I Het woonlandbeginsel binnen de EU
1 en 2.
De heer Pennings geeft aan dat de door de regering voorgestane omschrijving van de werking van het woonlandbeginsel niet wordt ondersteund door de regeling zelf.
Hij stelt vast dat de redenering van de regering er op neer komt dat eerst de hoogte van de uitkering wordt vastgesteld. Daarbij wordt rekening gehouden met het woonlandbeginsel. Het bedrag dat aldus wordt vastgesteld wordt volledig geëxporteerd, er is dus geen sprake van vermindering als gevolg van export. Dan stelt hij dat deze systematiek niet is terug te vinden in de tekst en de plaats van de voorgestelde bepalingen van het wetsvoorstel. De voorgestelde artikelen betreffen immers enkel de hoogte van de uitkering. Volgens hem zou – gelet op hetgeen hij bij zijn voorbeelden stelt – de redenering van de regering moeten leiden tot een regeling waarbij bij verhuizing van het ene naar het andere land het recht eindigt en opnieuw wordt vastgesteld, maar houdt de voorgestelde regeling in dat de hoogte van het voortbestaande recht direct wordt beïnvloed door verhuizing naar het nieuwe woonland.

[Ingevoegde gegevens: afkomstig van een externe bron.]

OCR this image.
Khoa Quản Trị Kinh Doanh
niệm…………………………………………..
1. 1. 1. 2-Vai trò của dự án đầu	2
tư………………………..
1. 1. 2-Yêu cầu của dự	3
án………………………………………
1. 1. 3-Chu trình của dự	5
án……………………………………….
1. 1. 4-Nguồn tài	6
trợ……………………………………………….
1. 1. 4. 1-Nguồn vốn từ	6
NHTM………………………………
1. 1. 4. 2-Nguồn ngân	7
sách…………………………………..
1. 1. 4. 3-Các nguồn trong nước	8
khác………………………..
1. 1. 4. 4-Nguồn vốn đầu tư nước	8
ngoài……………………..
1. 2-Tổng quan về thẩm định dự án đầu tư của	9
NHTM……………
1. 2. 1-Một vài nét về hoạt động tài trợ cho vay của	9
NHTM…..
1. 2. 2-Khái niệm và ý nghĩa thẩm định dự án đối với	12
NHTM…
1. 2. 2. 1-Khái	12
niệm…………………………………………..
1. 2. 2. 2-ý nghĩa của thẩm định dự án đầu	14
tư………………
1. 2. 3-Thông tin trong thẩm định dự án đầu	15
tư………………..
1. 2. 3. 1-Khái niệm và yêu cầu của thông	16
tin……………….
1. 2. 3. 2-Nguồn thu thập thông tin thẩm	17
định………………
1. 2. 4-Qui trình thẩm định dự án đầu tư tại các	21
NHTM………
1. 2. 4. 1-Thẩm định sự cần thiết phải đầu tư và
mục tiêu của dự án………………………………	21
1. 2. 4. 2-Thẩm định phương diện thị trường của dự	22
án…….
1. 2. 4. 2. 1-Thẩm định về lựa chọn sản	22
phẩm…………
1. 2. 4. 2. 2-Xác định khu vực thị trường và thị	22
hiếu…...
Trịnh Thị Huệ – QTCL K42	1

De regering kan de heer Pennings niet volgen in diens redenering. Het is correct dat niet het recht zelf op de uitkering maar alleen de hoogte van het voortbestaande recht direct wordt beïnvloed door de verhuizing naar een nieuw woonland. Dat is nu juist de portee van de redenering van de regering. Bij een wijziging van het woonland wordt op grond van de nationale wettelijke regeling vastgesteld wat de juiste hoogte van de uitkering is. Deze wordt daarna onverminderd uitbetaald. Dit is conform de systematiek van de sociale zekerheidswetgeving. Dit is bijvoorbeeld niet anders in het geval dat de hoogte van het voortbestaande recht op een WAO-uitkering direct wordt beïnvloed door de wijziging van het arbeidsongeschiktheidspercentage. Bij de wijziging van dat percentage wordt op grond van de nationale wettelijke regeling vastgesteld wat de juiste hoogte van de uitkering is en deze wordt daarna onverminderd uitbetaald. Het recht op WAO-uitkering wordt in dat geval ook niet eerst beëindigd en opnieuw vastgesteld.

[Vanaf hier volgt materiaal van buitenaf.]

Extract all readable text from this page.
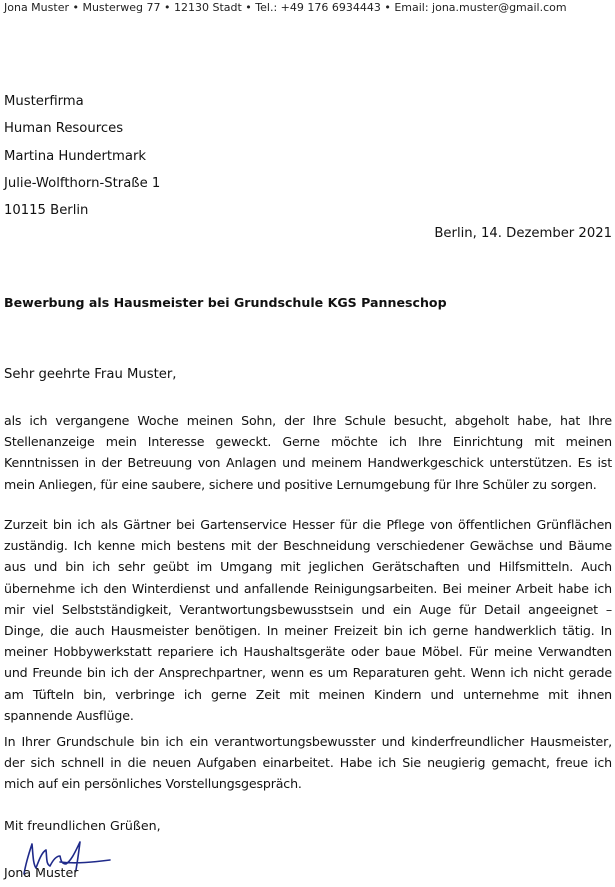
Jona Muster • Musterweg 77 • 12130 Stadt • Tel.: +49 176 6934443 • Email: jona.muster@gmail.com
Musterfirma
Human Resources
Martina Hundertmark
Julie-Wolfthorn-Straße 1
10115 Berlin
Berlin, 14. Dezember 2021
Bewerbung als Hausmeister bei Grundschule KGS Panneschop
Sehr geehrte Frau Muster,
als ich vergangene Woche meinen Sohn, der Ihre Schule besucht, abgeholt habe, hat Ihre Stellenanzeige mein Interesse geweckt. Gerne möchte ich Ihre Einrichtung mit meinen Kenntnissen in der Betreuung von Anlagen und meinem Handwerkgeschick unterstützen. Es ist mein Anliegen, für eine saubere, sichere und positive Lernumgebung für Ihre Schüler zu sorgen.
Zurzeit bin ich als Gärtner bei Gartenservice Hesser für die Pflege von öffentlichen Grünflächen zuständig. Ich kenne mich bestens mit der Beschneidung verschiedener Gewächse und Bäume aus und bin ich sehr geübt im Umgang mit jeglichen Gerätschaften und Hilfsmitteln. Auch übernehme ich den Winterdienst und anfallende Reinigungsarbeiten. Bei meiner Arbeit habe ich mir viel Selbstständigkeit, Verantwortungsbewusstsein und ein Auge für Detail angeeignet – Dinge, die auch Hausmeister benötigen. In meiner Freizeit bin ich gerne handwerklich tätig. In meiner Hobbywerkstatt repariere ich Haushaltsgeräte oder baue Möbel. Für meine Verwandten und Freunde bin ich der Ansprechpartner, wenn es um Reparaturen geht. Wenn ich nicht gerade am Tüfteln bin, verbringe ich gerne Zeit mit meinen Kindern und unternehme mit ihnen spannende Ausflüge.
In Ihrer Grundschule bin ich ein verantwortungsbewusster und kinderfreundlicher Hausmeister, der sich schnell in die neuen Aufgaben einarbeitet. Habe ich Sie neugierig gemacht, freue ich mich auf ein persönliches Vorstellungsgespräch.
Mit freundlichen Grüßen,
Jona Muster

De voorgestelde regeling past daarmee juist binnen de systematiek van de exportbepalingen waarin bepaald is dat de uitkeringen verschuldigd op grond van de wetgeving van een verdragsluitende partij niet kunnen worden verminderd, gewijzigd, geschorst, ingetrokken of verbeurd verklaard op grond van het feit dat de rechthebbende of de leden van zijn gezin in een andere lidstaat wonen dan die waar het orgaan zich bevindt dat deze uitkering verschuldigd is.
3 tot en met 8.
De regering is het eens met de heer Pennings dat toepassing van het woonlandbeginsel niet mogelijk is m.b.t. personen die wonen binnen de EU. Dat vloeit wat betreft de kinderbijslag en het kindgebonden budget voort uit artikel 67 van Verordening 883/2004 (voorheen artikel 73 van Verordening 1408/71). De eerste zin daarvan luidt: «Een persoon heeft recht op gezinsbijslag overeenkomstig de wetgeving van de bevoegde lidstaat, ook voor de gezinsleden die in een andere lidstaat wonen, alsof deze in eerstbedoelde lidstaat woonden.» Wat betreft de uitkeringen op grond van de Algemene nabestaandenwet en de WGA-vervolguitkering vloeit dit voort uit artikel 7 van Verordening 883/2004 (voorheen artikel 10, eerste lid, van Verordening 1408/71). Anders dan de heer Pennings ziet de regering dit overigens niet voortvloeien uit het Pinna-arrest maar uit het feit dat het Hof met betrekking tot wooneisen in een lange reeks van arresten heeft uitgemaakt dat artikel 10, eerste lid, van Verordening 1408/71 – anders dan uit de tekst van artikel 10, eerste lid, zou volgen – geen onderscheid maakt tussen uitbetalings- en toekenningsvoorwaarden (zie bijvoorbeeld de arresten Camera2, Spruyt3 en Winter Lutzins4). Het Hof heeft derhalve vastgesteld dat artikel 10, eerste lid, niet alleen betrekking heeft op de uitbetaling van verkregen rechten maar ook op de verkrijging van rechten. Het Hof baseert zich hierbij op het feit dat de bepalingen in de verordening een hogere norm, nl. het vrij verkeer van werknemers zoals dat is neergelegd in het EG-verdrag, moeten dienen.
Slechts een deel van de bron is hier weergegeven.